Выпив кофе и рассчитавшись с официантом, вернулись в каюту. Ботев сразу нагнулся к чемодану, выпрямился и опять улыбнулся.
- Все в порядке.
- Что в порядке?
- То, что чемодан проверили, пока мы с вами пили кофе.
- Какой же это порядок, - недоуменно спросил я, - если шарят в чемоданах?
Смотрю - нет второго чемодана.
- А где...
- Не беспокойтесь, я на время отнес второй чемодан к коридорному.
- Так ведь он пустой!
- Потому и отнес.
Ботев указал мне на стул и сел сам. кажется, настало время для объяснений.
- Слушайте внимательно. В Измаиле я сойду. Если я правильно рассчитал, тот, кто интересуется нами, тоже сойдет в Измаиле.
- Вы имеете в виду князя?
- Не знаю, какой он князь, но в том, что он полицейский агент, почти не сомневаюсь.
- И он сойдет в Измаиле?
- Сойдет, больше всего ему сейчас нужен этот чемодан.
- Он что, знает содержимое чемодана?
- Я позаботился об этом.

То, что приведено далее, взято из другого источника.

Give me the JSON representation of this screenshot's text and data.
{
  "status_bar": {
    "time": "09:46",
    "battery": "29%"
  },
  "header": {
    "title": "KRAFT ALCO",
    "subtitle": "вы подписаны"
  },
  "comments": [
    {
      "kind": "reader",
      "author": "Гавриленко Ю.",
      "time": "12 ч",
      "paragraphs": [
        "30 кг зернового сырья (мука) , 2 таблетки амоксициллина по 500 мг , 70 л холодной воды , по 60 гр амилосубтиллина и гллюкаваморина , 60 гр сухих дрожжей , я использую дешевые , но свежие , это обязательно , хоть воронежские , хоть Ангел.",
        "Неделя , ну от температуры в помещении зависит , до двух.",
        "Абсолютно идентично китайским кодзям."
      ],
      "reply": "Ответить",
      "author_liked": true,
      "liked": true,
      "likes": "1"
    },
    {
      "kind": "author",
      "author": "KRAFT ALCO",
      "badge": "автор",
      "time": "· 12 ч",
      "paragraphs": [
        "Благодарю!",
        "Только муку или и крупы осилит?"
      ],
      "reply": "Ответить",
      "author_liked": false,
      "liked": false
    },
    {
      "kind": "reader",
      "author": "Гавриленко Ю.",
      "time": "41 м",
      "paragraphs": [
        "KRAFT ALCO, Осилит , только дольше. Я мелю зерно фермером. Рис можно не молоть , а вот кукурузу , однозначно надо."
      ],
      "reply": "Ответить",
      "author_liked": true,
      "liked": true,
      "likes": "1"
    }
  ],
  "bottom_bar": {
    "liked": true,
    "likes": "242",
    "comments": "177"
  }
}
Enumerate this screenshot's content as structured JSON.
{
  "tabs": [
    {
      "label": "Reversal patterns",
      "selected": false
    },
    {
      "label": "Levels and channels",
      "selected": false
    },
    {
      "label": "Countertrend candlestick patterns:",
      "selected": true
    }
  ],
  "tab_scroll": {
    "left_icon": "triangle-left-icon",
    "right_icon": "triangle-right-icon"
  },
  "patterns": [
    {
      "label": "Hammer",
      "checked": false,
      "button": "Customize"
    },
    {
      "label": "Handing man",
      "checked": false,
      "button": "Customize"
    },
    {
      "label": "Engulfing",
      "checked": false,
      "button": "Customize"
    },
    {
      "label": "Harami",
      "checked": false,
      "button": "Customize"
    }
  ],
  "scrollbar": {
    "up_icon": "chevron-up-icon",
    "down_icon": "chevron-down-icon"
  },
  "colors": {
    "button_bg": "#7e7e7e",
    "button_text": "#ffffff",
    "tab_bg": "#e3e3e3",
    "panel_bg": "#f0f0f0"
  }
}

Покинув вас, я выбежал в коридор и увидел его. Он скрылся при виде меня. Я вошел в каюту, отнес пустой чемодан коридорному и вновь вернулся в каюту. Побыл там немного, затем вышел, сделав вид, что спешу, забыл запереть дверь и отправился к вам.
Ботев приподнял чемодан, подержал его на весу и подал мне.
Да, это была тяжесть!
- Здесь литература. Очень нужная сейчас в России. Сойдете в Одессе, носильщика не берите. Постарайтесь нести чемодан так, будто в нем нет особого веса. На всякий случай, если его придется открыть для досмотра, положите сверху несколько рубашек. В крайнем случае дайте таможеннику взятку. Скажите, что везете коньяк.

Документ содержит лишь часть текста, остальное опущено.